Upon seeing that The Avid Hog is a monthly newsletter, someone asked this question:
…how do you expect to find suitable candidates every month? Is the supply of good companies that large?
The supply of good companies is enormous. If you don’t have any restrictions on market cap or country, there are always good companies out there. Supply is never the problem. Knowing that supply well enough is.
Although I consider myself a value investor, I don’t get ideas the way most value investors do. You can see a good example of how a value investor looks for ideas in this video of Michael Price’s presentation at the London Value Investing Conference. Another good example is this quote from Nate’s latest post at Oddball Stocks:
I value banks like I value companies. I find a bank that’s clearly undervalued, then I work to either confirm or deny the valuation.
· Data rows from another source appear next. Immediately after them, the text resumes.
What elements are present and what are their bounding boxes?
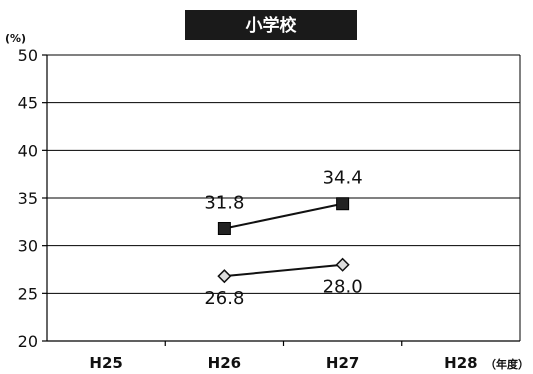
data-point-square (336, 197, 350, 211)
y-tick-label: 40 (18, 141, 38, 160)
series-line-diamond (224, 263, 343, 278)
y-axis-unit: (%) (5, 32, 26, 45)
y-tick-label: 25 (18, 284, 38, 303)
y-tick-label: 50 (18, 46, 38, 65)
data-point-diamond (217, 269, 232, 284)
series-line-square (224, 202, 343, 230)
x-tick-label: H26 (208, 354, 241, 372)
data-label: 28.0 (323, 277, 363, 298)
x-tick-label: H25 (89, 354, 122, 372)
chart-title-background (185, 10, 357, 40)
data-label: 34.4 (323, 168, 363, 189)
y-tick-label: 35 (18, 189, 38, 208)
data-label: 31.8 (204, 193, 244, 214)
y-tick-label: 45 (18, 94, 38, 113)
data-label: 26.8 (204, 288, 244, 309)
data-point-diamond (335, 257, 350, 272)
y-tick-label: 30 (18, 237, 38, 256)
x-tick-label: H27 (326, 354, 359, 372)
x-axis-unit: （年度） (485, 357, 529, 371)
x-tick-label: H28 (444, 354, 477, 372)
data-point-square (217, 222, 231, 236)
y-tick-label: 20 (18, 332, 38, 351)
chart-title: 小学校 (246, 15, 298, 36)
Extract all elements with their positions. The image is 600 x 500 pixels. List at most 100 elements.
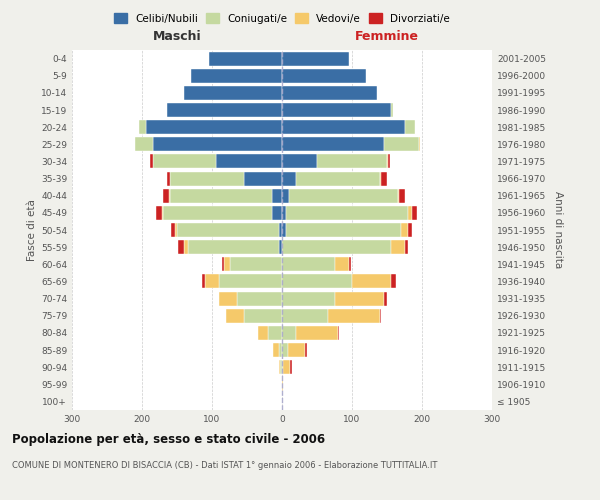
Bar (282, 206, 286, 220)
Bar (278, 223, 282, 237)
Bar (404, 240, 408, 254)
Bar (391, 274, 396, 288)
Bar (391, 103, 392, 117)
Bar (282, 360, 283, 374)
Bar (209, 52, 282, 66)
Bar (170, 188, 271, 202)
Bar (184, 240, 187, 254)
Bar (328, 308, 380, 322)
Bar (287, 343, 305, 357)
Bar (202, 274, 205, 288)
Bar (278, 360, 280, 374)
Bar (280, 360, 282, 374)
Bar (282, 68, 366, 82)
Bar (382, 172, 387, 185)
Bar (177, 223, 278, 237)
Bar (401, 223, 408, 237)
Bar (338, 326, 340, 340)
Bar (268, 326, 282, 340)
Bar (226, 308, 244, 322)
Bar (388, 154, 390, 168)
Bar (282, 138, 383, 151)
Bar (282, 274, 352, 288)
Legend: Celibi/Nubili, Coniugati/e, Vedovi/e, Divorziati/e: Celibi/Nubili, Coniugati/e, Vedovi/e, Di… (111, 10, 453, 26)
Bar (152, 138, 282, 151)
Bar (236, 292, 282, 306)
Bar (167, 103, 282, 117)
Bar (282, 240, 391, 254)
Bar (282, 378, 283, 392)
Bar (408, 223, 412, 237)
Bar (399, 188, 404, 202)
Bar (383, 138, 419, 151)
Bar (229, 258, 282, 272)
Bar (290, 360, 292, 374)
Bar (408, 206, 412, 220)
Bar (169, 188, 170, 202)
Bar (146, 120, 282, 134)
Bar (335, 292, 383, 306)
Bar (282, 326, 296, 340)
Bar (170, 172, 244, 185)
Bar (282, 188, 289, 202)
Bar (152, 154, 215, 168)
Bar (380, 308, 382, 322)
Bar (282, 292, 335, 306)
Bar (398, 188, 399, 202)
Bar (282, 154, 317, 168)
Bar (224, 258, 229, 272)
Bar (219, 292, 236, 306)
Bar (282, 52, 349, 66)
Bar (282, 308, 328, 322)
Bar (163, 188, 169, 202)
Y-axis label: Anni di nascita: Anni di nascita (553, 192, 563, 268)
Bar (215, 154, 282, 168)
Text: Femmine: Femmine (355, 30, 419, 43)
Bar (191, 68, 282, 82)
Bar (282, 172, 296, 185)
Bar (296, 172, 380, 185)
Bar (282, 120, 404, 134)
Bar (271, 188, 282, 202)
Bar (387, 154, 388, 168)
Bar (391, 240, 404, 254)
Bar (317, 154, 387, 168)
Bar (282, 86, 377, 100)
Text: COMUNE DI MONTENERO DI BISACCIA (CB) - Dati ISTAT 1° gennaio 2006 - Elaborazione: COMUNE DI MONTENERO DI BISACCIA (CB) - D… (12, 460, 437, 469)
Bar (305, 343, 307, 357)
Bar (282, 103, 391, 117)
Bar (222, 258, 224, 272)
Bar (172, 223, 175, 237)
Bar (257, 326, 268, 340)
Bar (282, 258, 335, 272)
Bar (380, 172, 382, 185)
Bar (383, 292, 387, 306)
Bar (283, 360, 290, 374)
Bar (167, 172, 170, 185)
Bar (352, 274, 391, 288)
Bar (273, 343, 278, 357)
Bar (184, 86, 282, 100)
Bar (244, 308, 282, 322)
Bar (205, 274, 219, 288)
Bar (296, 326, 338, 340)
Bar (187, 240, 278, 254)
Bar (289, 188, 398, 202)
Bar (349, 258, 350, 272)
Bar (244, 172, 282, 185)
Bar (286, 206, 408, 220)
Bar (335, 258, 349, 272)
Bar (219, 274, 282, 288)
Bar (278, 240, 282, 254)
Bar (135, 138, 152, 151)
Text: Popolazione per età, sesso e stato civile - 2006: Popolazione per età, sesso e stato civil… (12, 432, 325, 446)
Bar (282, 223, 286, 237)
Bar (286, 223, 401, 237)
Bar (404, 120, 415, 134)
Y-axis label: Fasce di età: Fasce di età (27, 199, 37, 261)
Bar (156, 206, 161, 220)
Bar (161, 206, 163, 220)
Bar (278, 343, 282, 357)
Bar (271, 206, 282, 220)
Bar (163, 206, 271, 220)
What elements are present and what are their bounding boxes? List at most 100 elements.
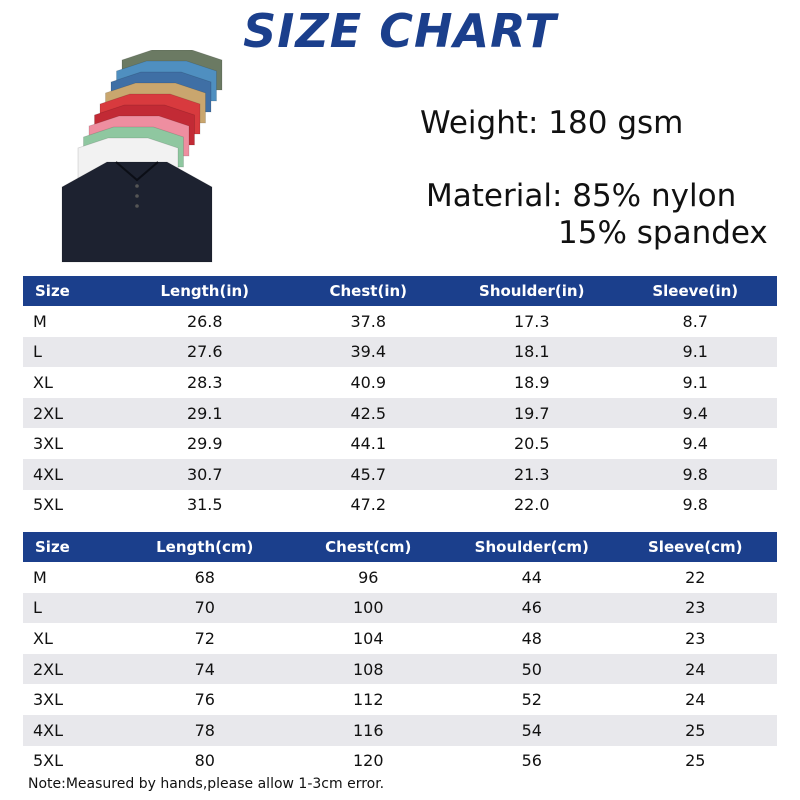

This is the opposite of someone who might research and value a company and once the valuation is done look at the market value. I start with the market value, I’m not looking for franchise companies, I’m looking for companies that appear cheap, and I want to confirm they actually are cheap, if so I invest. This means I don’t have a Watchlist of banks or companies I’d like to buy if the price were right. Rather I continually trawl low P/B stocks and pick up what’s on sale that week or month
Let’s contrast that with the ideal I strive for. In a perfect world, my approach looks more like how Warren Buffett described his analysis of PetroChina to Fox Business. He told Fox Business the important parts of his approach are that:
- He tries to look at the business first, without knowing the price
- He decides what he would pay for the entire company
- He compares the price he would pay to what the entire company is trading for in the market
- If the price he would pay is a lot higher than what the whole company trades for in the market, he buys it.
That’s the ideal approach for me. I’ve found personally that it’s the one that works best. If I appraise the entire business with fairly little preconception of where the stock should trade, has traded, etc. and then I compare my appraisal to the market price I’m on the firmest footing in terms of knowing I have a bargain.
The hypothetical I often pose when talking to Quan about a stock is:
Imagine you are running a family holding company. The assets of all your family members are tied up in this company’s stock. You can put 25% of the value of your holding company into buying this business in its entirety. Would you do it?